Türk hükümetinin pek çok ülkenin yapamadığı şeyi yaparak krizden çıkış stratejisini açıkladığını anlatan Babacan, ''3 yıllık program yaptık. Pek çok ülke bakıyorsunuz 3 aylık, 5 aylık bilemediniz bir yıllık tedbirleri açıklıyor. Biz 3 yıllık tedbir açıkladık. 3 yıl boyunca neyi yapıp neyi yapmayacağımızı ortaya koyduk. Ve geçtiğimiz 10 ay içinde ortaya koyduğumuz programı uyguladık. Türkiye'nin çok daha erken toparlanmasının arkasında bu vardır. Bizim öngördüğümüz bir program ortaya koymamız ve bunu uygulamamız vardır'' diye konuştu.

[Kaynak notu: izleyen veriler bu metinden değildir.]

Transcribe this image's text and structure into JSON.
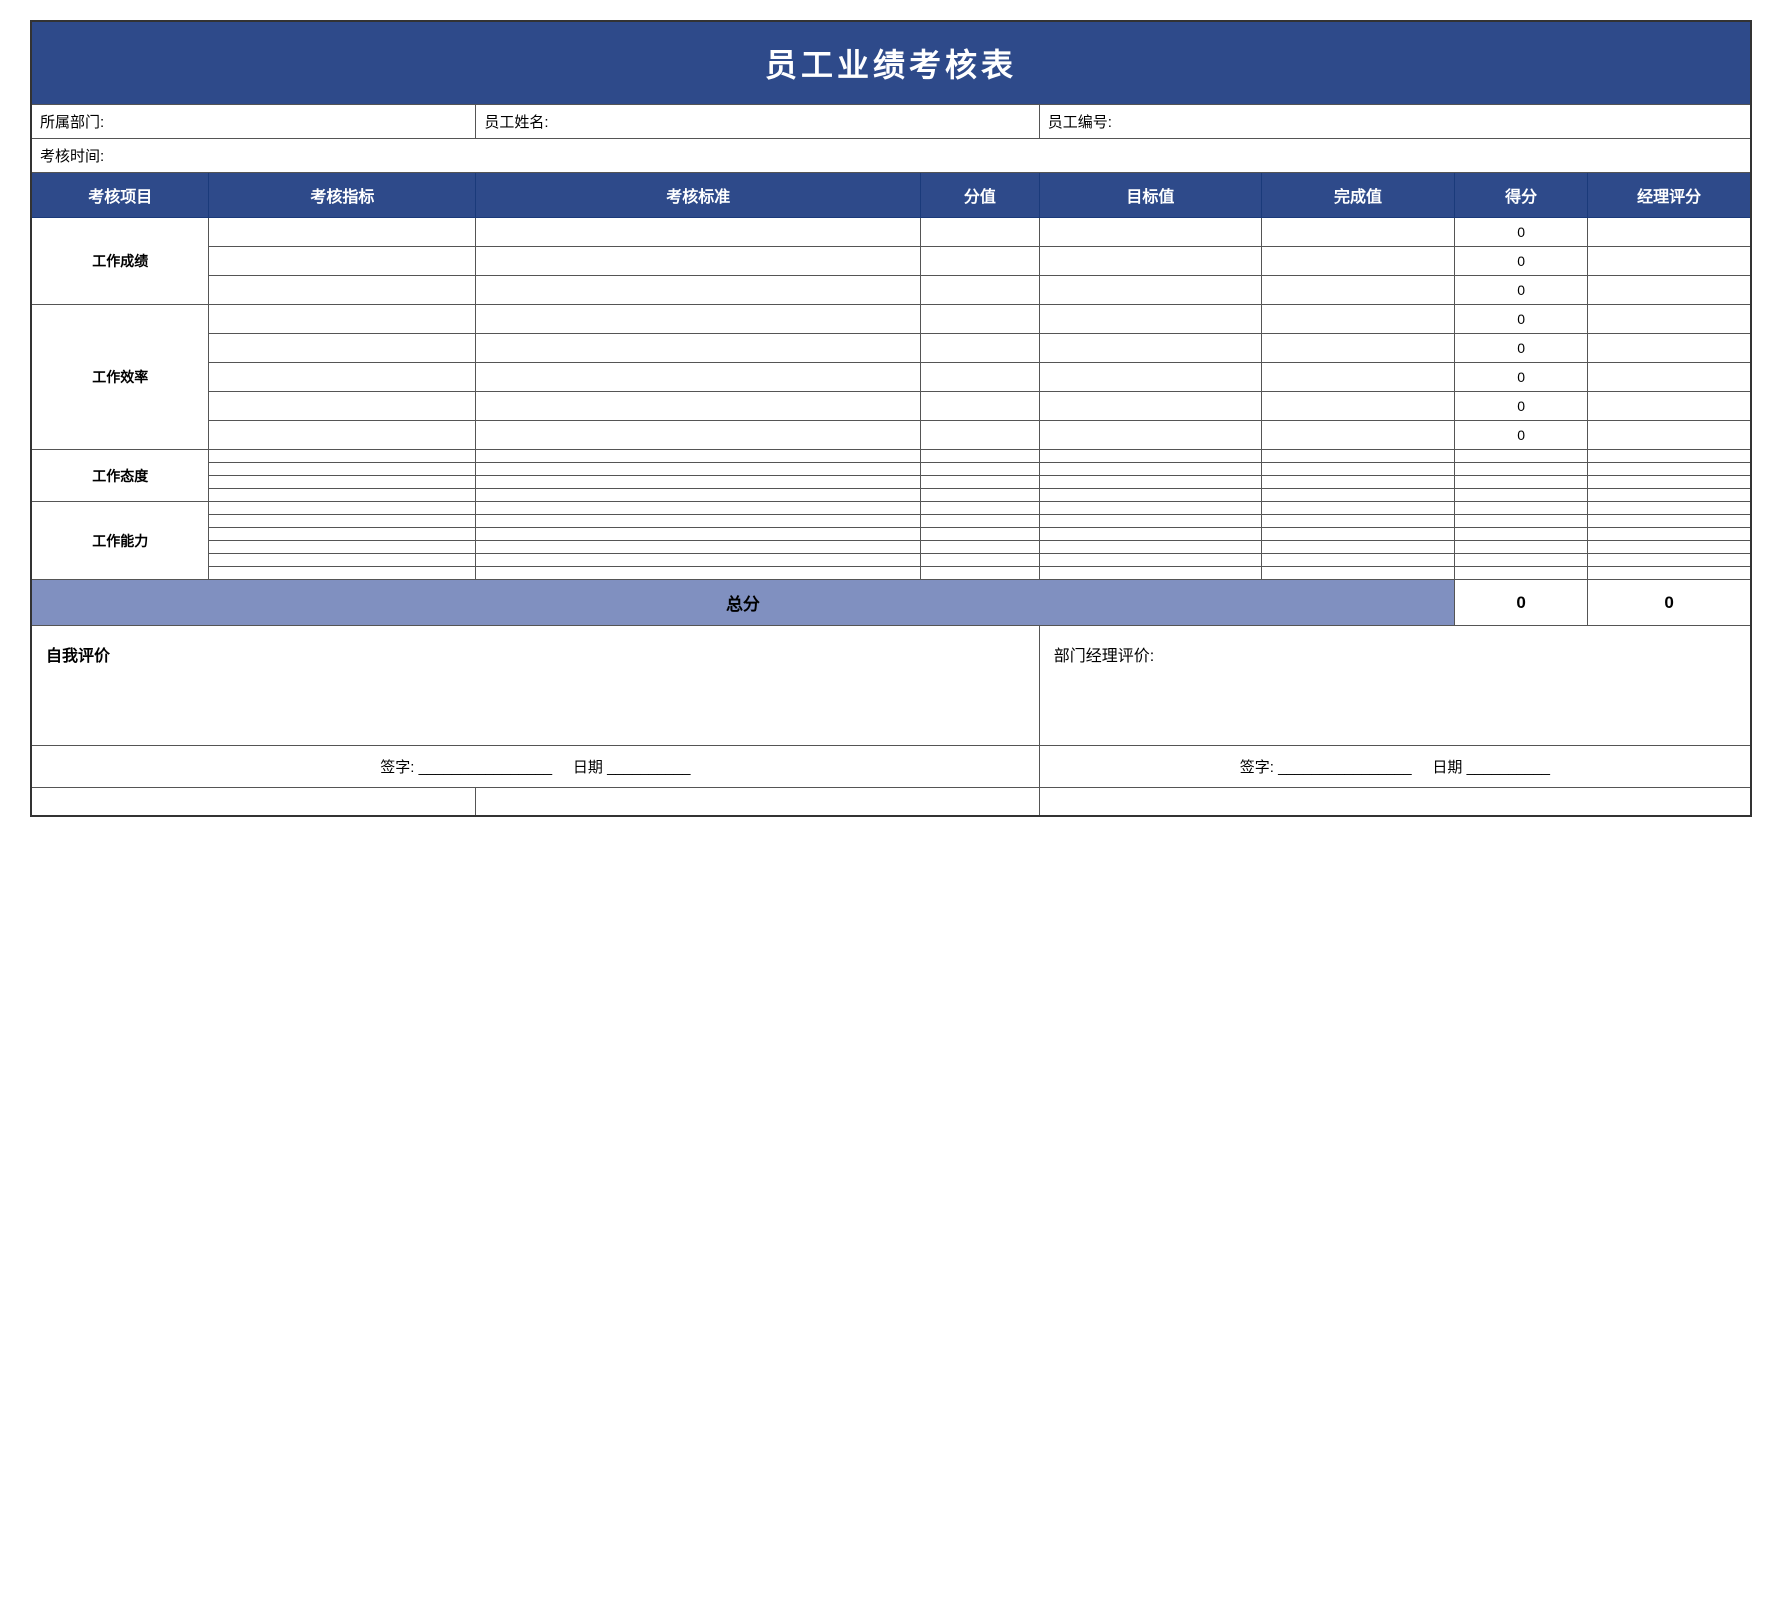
{
  "title": "员工业绩考核表",
  "info": {
    "dept_label": "所属部门:",
    "dept_value": "",
    "name_label": "员工姓名:",
    "name_value": "",
    "id_label": "员工编号:",
    "id_value": "",
    "time_label": "考核时间:",
    "time_value": ""
  },
  "headers": {
    "project": "考核项目",
    "indicator": "考核指标",
    "standard": "考核标准",
    "score": "分值",
    "target": "目标值",
    "complete": "完成值",
    "get": "得分",
    "manager": "经理评分"
  },
  "categories": [
    {
      "name": "工作成绩",
      "rows": 3
    },
    {
      "name": "工作效率",
      "rows": 5
    },
    {
      "name": "工作态度",
      "rows": 4
    },
    {
      "name": "工作能力",
      "rows": 6
    }
  ],
  "score_rows": {
    "gongzuo_jixiao": [
      {
        "get": "0",
        "manager": ""
      },
      {
        "get": "0",
        "manager": ""
      },
      {
        "get": "0",
        "manager": ""
      }
    ],
    "gongzuo_xiaolv": [
      {
        "get": "0",
        "manager": ""
      },
      {
        "get": "0",
        "manager": ""
      },
      {
        "get": "0",
        "manager": ""
      },
      {
        "get": "0",
        "manager": ""
      },
      {
        "get": "0",
        "manager": ""
      }
    ],
    "gongzuo_taidu": [
      {
        "get": "",
        "manager": ""
      },
      {
        "get": "",
        "manager": ""
      },
      {
        "get": "",
        "manager": ""
      },
      {
        "get": "",
        "manager": ""
      }
    ],
    "gongzuo_nengli": [
      {
        "get": "",
        "manager": ""
      },
      {
        "get": "",
        "manager": ""
      },
      {
        "get": "",
        "manager": ""
      },
      {
        "get": "",
        "manager": ""
      },
      {
        "get": "",
        "manager": ""
      },
      {
        "get": "",
        "manager": ""
      }
    ]
  },
  "total": {
    "label": "总分",
    "get": "0",
    "manager": "0"
  },
  "eval": {
    "self_label": "自我评价",
    "dept_label": "部门经理评价:"
  },
  "signature": {
    "left_sign_label": "签字:",
    "left_sign_line": "________________",
    "left_date_label": "日期",
    "left_date_line": "__________",
    "right_sign_label": "签字:",
    "right_sign_line": "________________",
    "right_date_label": "日期",
    "right_date_line": "__________"
  }
}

-''EKONOMİDE GÜVEN, ÖZÜ SÖZÜ BİR OLMAKTAN GEÇİYOR''-

Türkiye'yi bazı AB ülkeleri ile kıyaslayan Babacan, ''Artık Yunanistan'ı saymıyorum çünkü o farklı bir şekilde değerlendirilmesi gereken bir konu. İspanya, İrlanda, İtalya Portekiz gibi böyle Türkiye ile mukayese edilebilir Akdeniz'de olan, ticareti, tarımı bizimle mukayese edilebilir ülkelere baktığımızda durum hala çok çok kötüdür'' dedi.

Türkiye'nin güven ortamının yakaladığını ifade eden Babacan, hem iş dünyasının, hem tüketicilerin hem de halkın güveni ve geleceğe bakışı sağlam olunca ekonominin kriz öncesi döneme dönmüş olacağını, bugün Türkiye'de bunların pek çok unsurunun olduğunu dile getirdi.

Güven unsurunun ekonomik boyutuna dikkati çeken Babacan, ''Ekonomide güven, özü sözü bir olmaktan, ileri doğru koyduğunuz hedefleri tutturmaktan geçiyor. Söz veriyorsunuz, yapıyorsunuz; hedef koyuyorsunuz, tutturuyorsunuz. Güven bu şekilde oluşuyor. Bir dediği bir dediğini tutmayan, akşamdan sabaha söylem değiştiren, politika değiştiren hükümetler Türkiye'yi nereye getirdi? Özellikle bunu Türkiye 2002 öncesinde acı tecrübelerle gördü'' dedi.

-''E-MUHTIRA'' VE KAPATMA DAVASININ EKONOMİYE ETKİSİ-

Sürekliliğin, devamlılığın, ısrarla aynı politikaları tutarlı bir şekilde uygulamanın çok önemli olduğuna değinen Babacan, ''Ancak güvenin bir başka boyutu daha var. Bu da Türkiye'nin içinde bulunduğu siyasi ortam. Türkiye'nin 2006'ya kadarki büyüme rakamları çok yüksektir, 2007'de Türkiye'nin büyüme hızı gerilemiştir. 2008'de Türkiye ekonomisi büyümemiştir. 2009'da da daralma vardır'' diye konuştu.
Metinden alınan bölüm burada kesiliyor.